Underscoring that excitement and wonder is the definite sense of awe with which Ed Harris delivers the narration. While a clearer chronology might be helpful in the film's early going, soon enough the power of the mystery takes hold of the viewer.
In this astonishing and provocative Imax feature, filmmaker Stephen Low and his intrepid crew have ventured to the ocean bottom and brought back the most extensive documentation yet of hydrothermal vents and their profusion of marine animals, many of them species new to science.
Delving into a relatively young field of exploration -- the underwater depths were long presumed inhospitable to life -- and new ideas about the origin of life on Earth, "Volcanoes of the Deep Sea" is a groundbreaking film, not only in terms of the material it presents but also in its innovative use of technology to capture images in a place devoid of light but full of peril.
In partnership with Rutgers University and with the backing of the National Science Foundation and James Cameron, the 45-minute film was nearly a decade in the making. Imax vet Low, who first conceived of the project while working on his 1993 "Titanica", and DP William Reeve met the challenge of shooting in black ocean depths by employing an unprecedented array of light -- more than 4,000 watts -- and 40,000 ASA time exposures. The film's crystalline giant-screen images, the fruit of almost 20 dives over a three-year period, seamlessly incorporate CGI and, for close-ups that the Imax camera could not access, high-definition video.
"Volcanoes" opened Sunday at the California Science Center in Los Angeles and will open Nov. 8 at New York's Museum of Natural History, with other such venues in Seattle, Jersey City, N.J., Syracuse, N.Y., and Boston on its itinerary. The film is bound to spark classroom discussion and research.

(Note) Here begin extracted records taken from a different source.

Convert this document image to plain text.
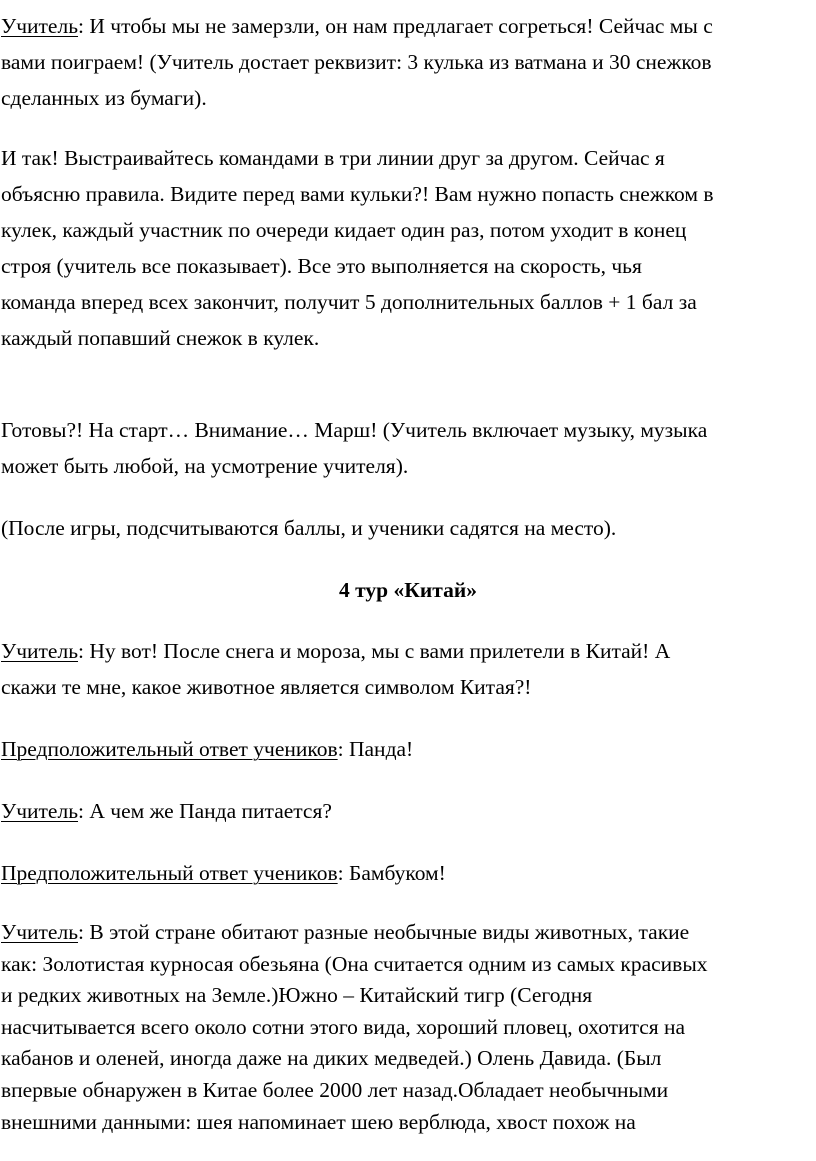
Учитель: И чтобы мы не замерзли, он нам предлагает согреться! Сейчас мы с
вами поиграем! (Учитель достает реквизит: 3 кулька из ватмана и 30 снежков
сделанных из бумаги).
И так! Выстраивайтесь командами в три линии друг за другом. Сейчас я
объясню правила. Видите перед вами кульки?! Вам нужно попасть снежком в
кулек, каждый участник по очереди кидает один раз, потом уходит в конец
строя (учитель все показывает). Все это выполняется на скорость, чья
команда вперед всех закончит, получит 5 дополнительных баллов + 1 бал за
каждый попавший снежок в кулек.
Готовы?! На старт… Внимание… Марш! (Учитель включает музыку, музыка
может быть любой, на усмотрение учителя).
(После игры, подсчитываются баллы, и ученики садятся на место).
4 тур «Китай»
Учитель: Ну вот! После снега и мороза, мы с вами прилетели в Китай! А
скажи те мне, какое животное является символом Китая?!
Предположительный ответ учеников: Панда!
Учитель: А чем же Панда питается?
Предположительный ответ учеников: Бамбуком!
Учитель: В этой стране обитают разные необычные виды животных, такие
как: Золотистая курносая обезьяна (Она считается одним из самых красивых
и редких животных на Земле.)Южно – Китайский тигр (Сегодня
насчитывается всего около сотни этого вида, хороший пловец, охотится на
кабанов и оленей, иногда даже на диких медведей.) Олень Давида. (Был
впервые обнаружен в Китае более 2000 лет назад.Обладает необычными
внешними данными: шея напоминает шею верблюда, хвост похож на
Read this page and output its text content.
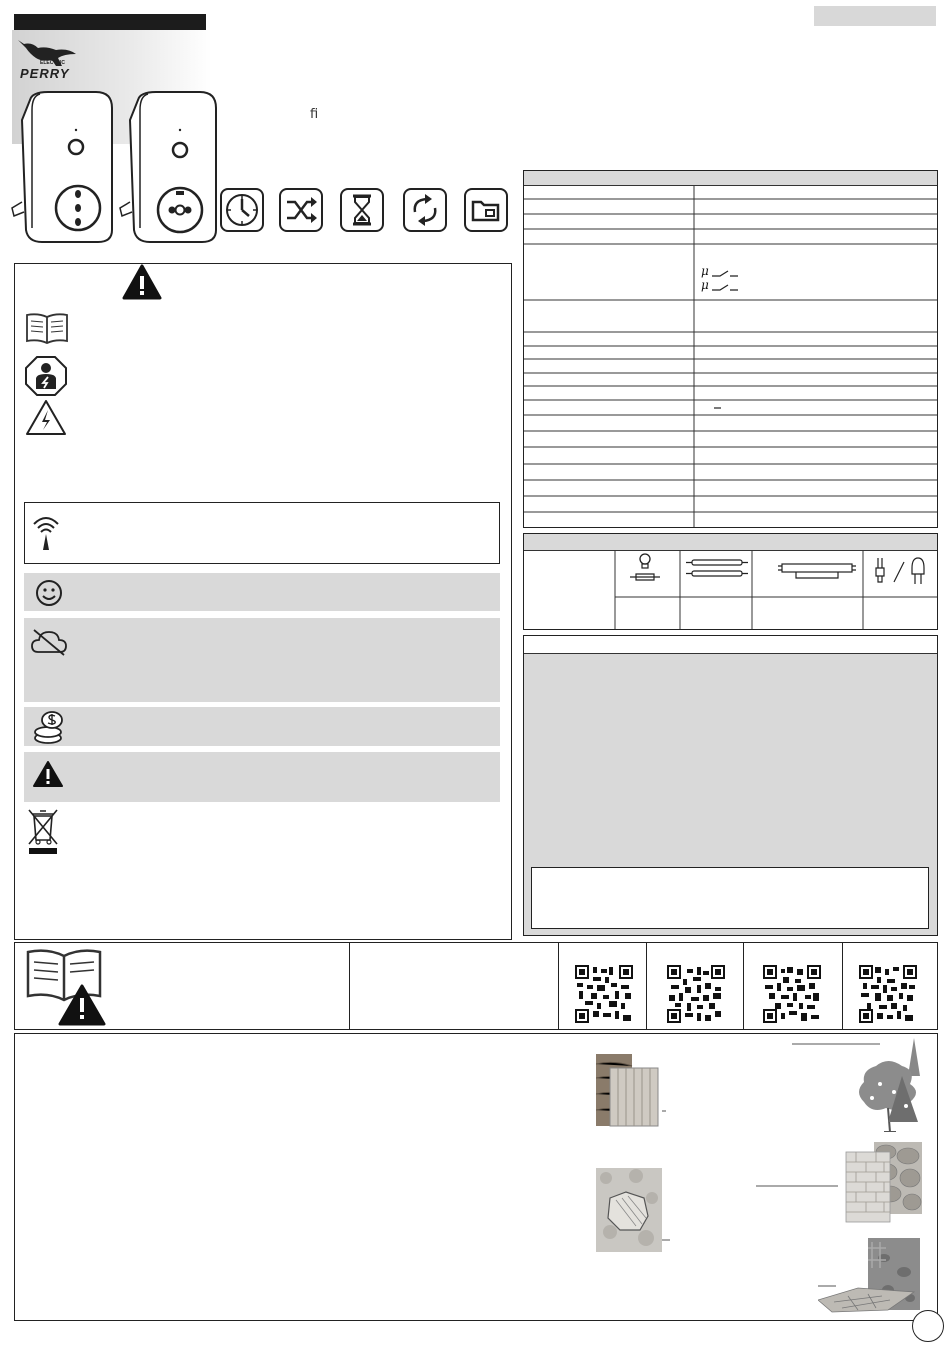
ELECTRIC
PERRY
fi
μ
μ
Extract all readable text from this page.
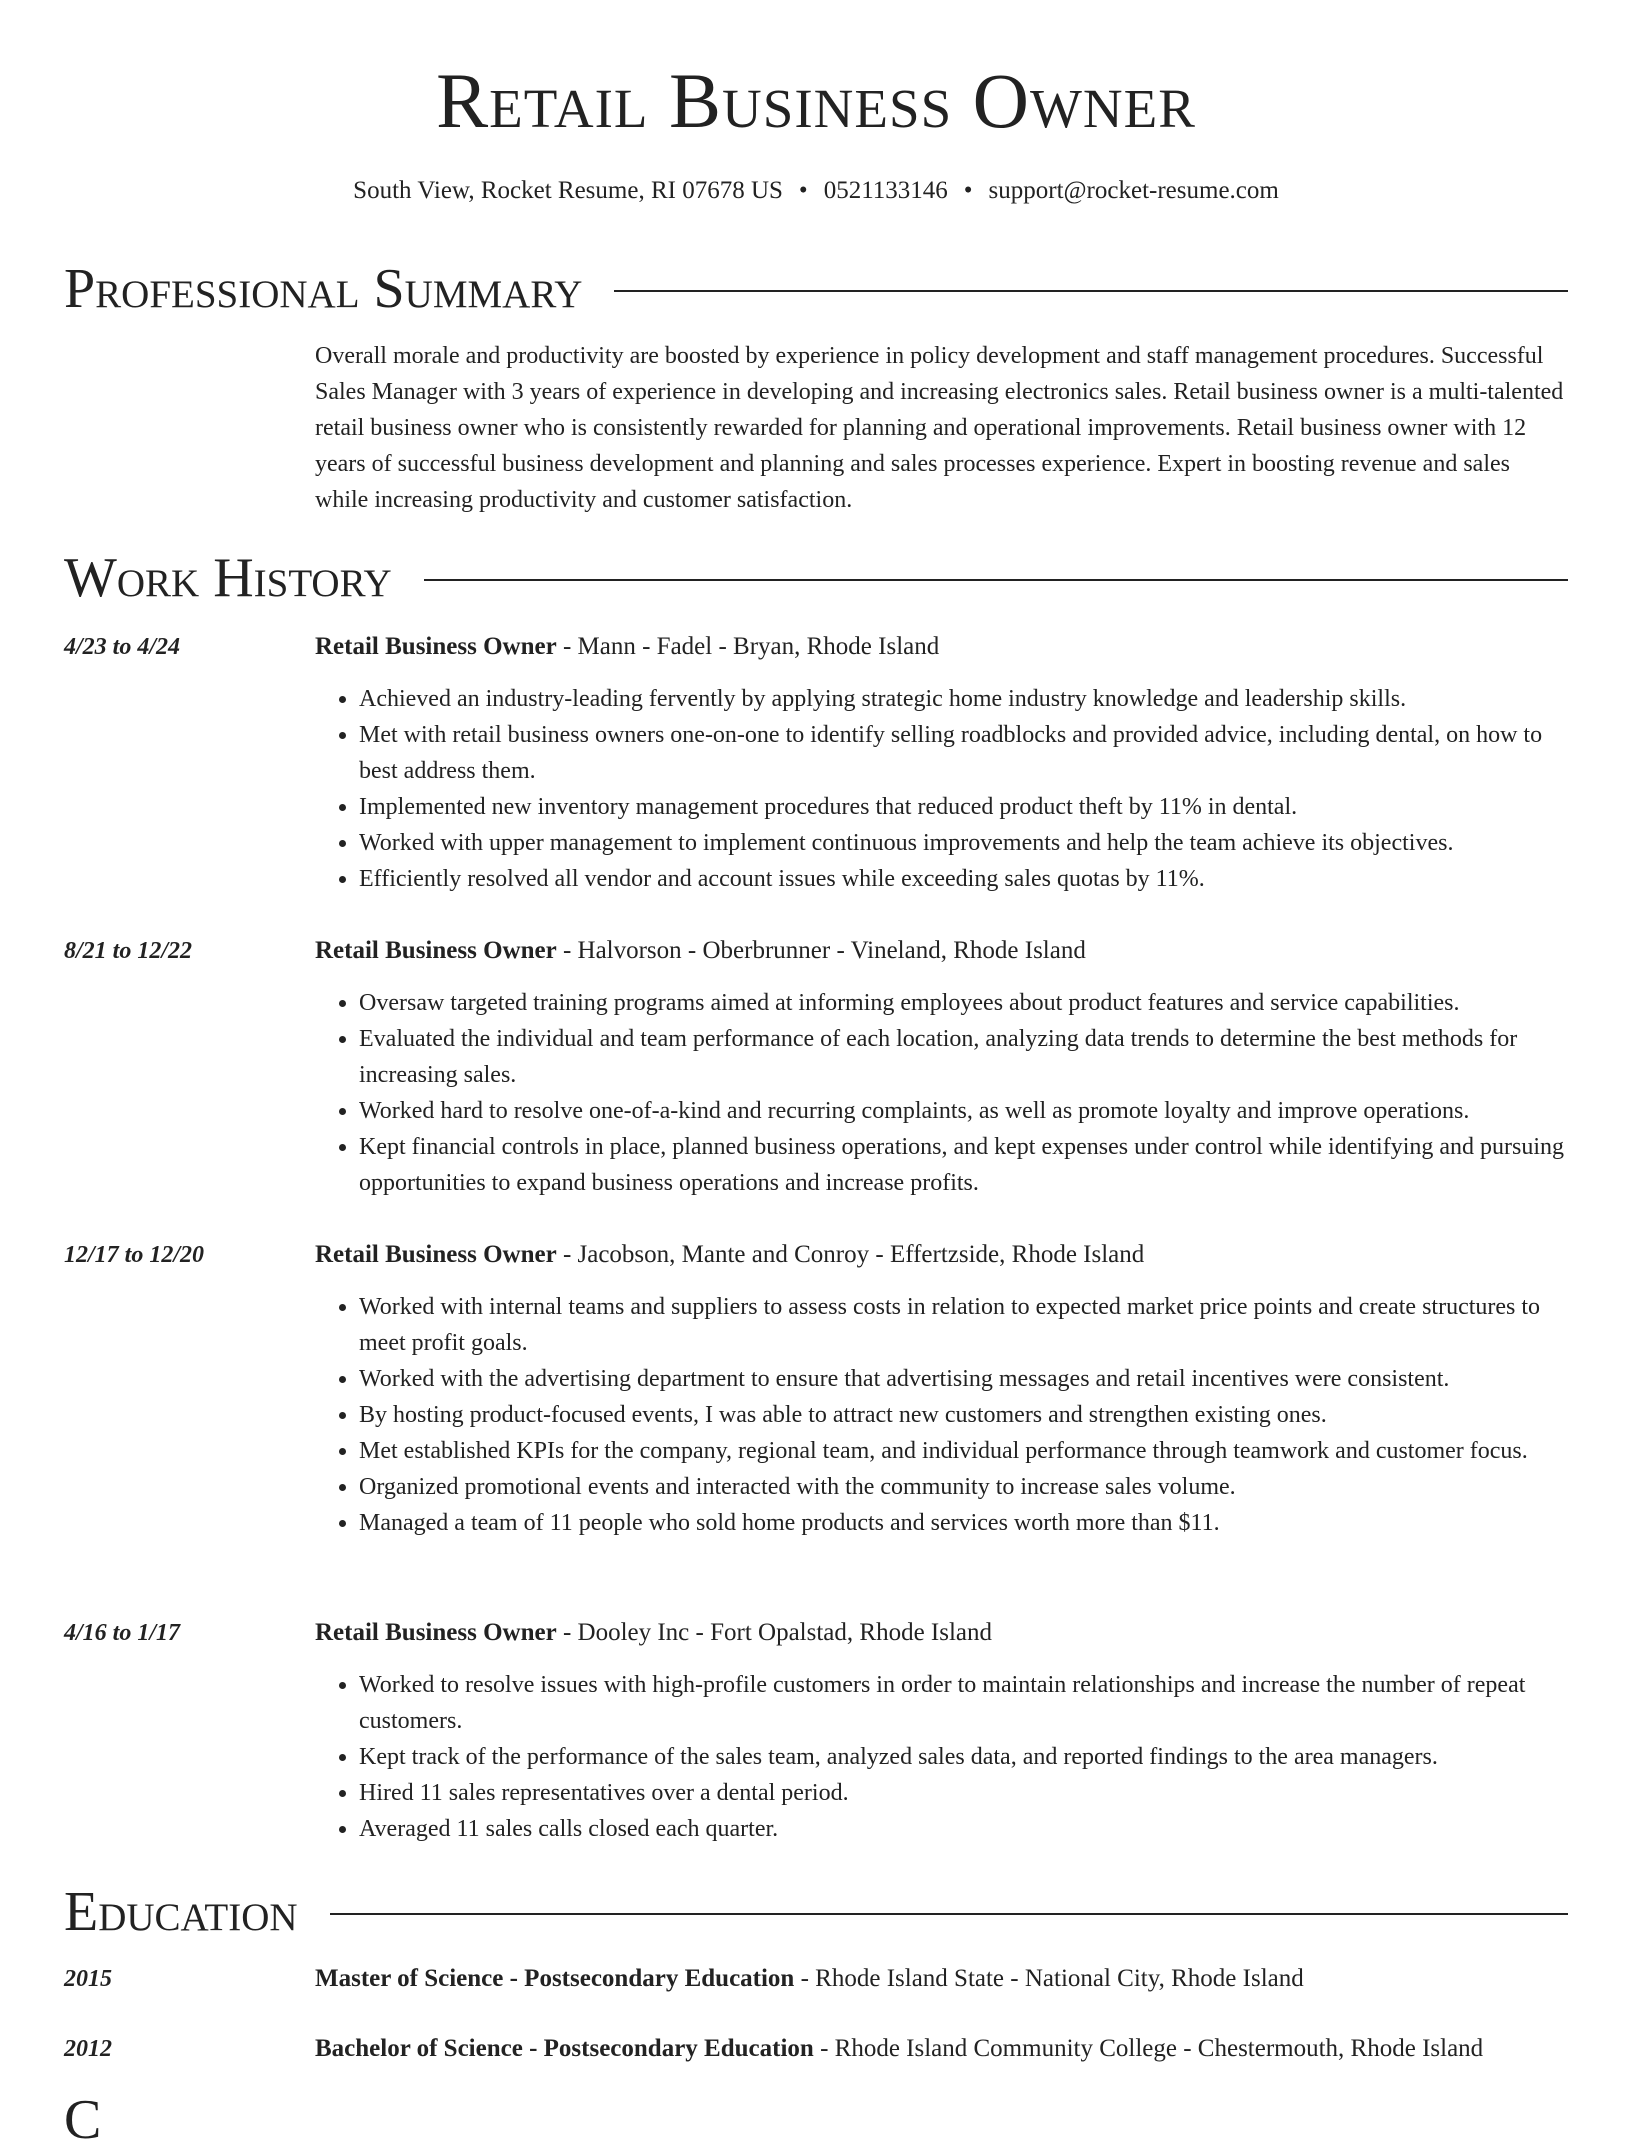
Retail Business Owner
South View, Rocket Resume, RI 07678 US • 0521133146 • support@rocket-resume.com
Professional Summary
Overall morale and productivity are boosted by experience in policy development and staff management procedures. Successful Sales Manager with 3 years of experience in developing and increasing electronics sales. Retail business owner is a multi-talented retail business owner who is consistently rewarded for planning and operational improvements. Retail business owner with 12 years of successful business development and planning and sales processes experience. Expert in boosting revenue and sales while increasing productivity and customer satisfaction.
Work History
4/23 to 4/24	Retail Business Owner - Mann - Fadel - Bryan, Rhode Island
• Achieved an industry-leading fervently by applying strategic home industry knowledge and leadership skills.
• Met with retail business owners one-on-one to identify selling roadblocks and provided advice, including dental, on how to best address them.
• Implemented new inventory management procedures that reduced product theft by 11% in dental.
• Worked with upper management to implement continuous improvements and help the team achieve its objectives.
• Efficiently resolved all vendor and account issues while exceeding sales quotas by 11%.
8/21 to 12/22	Retail Business Owner - Halvorson - Oberbrunner - Vineland, Rhode Island
• Oversaw targeted training programs aimed at informing employees about product features and service capabilities.
• Evaluated the individual and team performance of each location, analyzing data trends to determine the best methods for increasing sales.
• Worked hard to resolve one-of-a-kind and recurring complaints, as well as promote loyalty and improve operations.
• Kept financial controls in place, planned business operations, and kept expenses under control while identifying and pursuing opportunities to expand business operations and increase profits.
12/17 to 12/20	Retail Business Owner - Jacobson, Mante and Conroy - Effertzside, Rhode Island
• Worked with internal teams and suppliers to assess costs in relation to expected market price points and create structures to meet profit goals.
• Worked with the advertising department to ensure that advertising messages and retail incentives were consistent.
• By hosting product-focused events, I was able to attract new customers and strengthen existing ones.
• Met established KPIs for the company, regional team, and individual performance through teamwork and customer focus.
• Organized promotional events and interacted with the community to increase sales volume.
• Managed a team of 11 people who sold home products and services worth more than $11.
4/16 to 1/17	Retail Business Owner - Dooley Inc - Fort Opalstad, Rhode Island
• Worked to resolve issues with high-profile customers in order to maintain relationships and increase the number of repeat customers.
• Kept track of the performance of the sales team, analyzed sales data, and reported findings to the area managers.
• Hired 11 sales representatives over a dental period.
• Averaged 11 sales calls closed each quarter.
Education
2015	Master of Science - Postsecondary Education - Rhode Island State - National City, Rhode Island
2012	Bachelor of Science - Postsecondary Education - Rhode Island Community College - Chestermouth, Rhode Island
C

It was only in 1977 that scientists discovered whole ecosystems miles below the ocean surface, proving that not all life is dependent on energy from the sun. The film offers ample evidence of these underwater metropolises, teeming with albino crabs, shrimp and fish, 6-foot tube worms, golden mussels and asymmetrical octopi.
They flourish around hydrothermal vents, fissures in the sea floor whose volcanic eruptions create an otherworldly landscape of smoking chimneys. The bacteria the animals feed on thrive in the boiling, chemical-rich waters that are fueled by ancient radiation at the center of the Earth, from the supernova that gave birth to the solar system -- or, as the elegantly written, poetic narration puts it, the "embers of dead stars." Most astounding is the discovery that these microbes contain the building blocks of human DNA and likely are the source of all life on Earth.
"Volcanoes" is partly structured as a scientific detective yarn, with paleontologist Dolf Seilacher and geologist Peter Rona in search of what is probably the Earth's oldest living fossil, a creature called Paleodictyon that predated dinosaurs and has withstood numerous mass extinctions. When the two scientists, peering out into the mid-Atlantic from the deep-sea submersible Alvin, find thousands of the elusive creature's distinctive honeycomb of tunnels on the ocean floor, the look on their faces speaks volumes about the joys of scientific discovery.
Underscoring that excitement and wonder is the definite sense of awe with which Ed Harris delivers the narration. While a clearer chronology might be helpful in the film's early going, soon enough the power of the mystery takes hold of the viewer.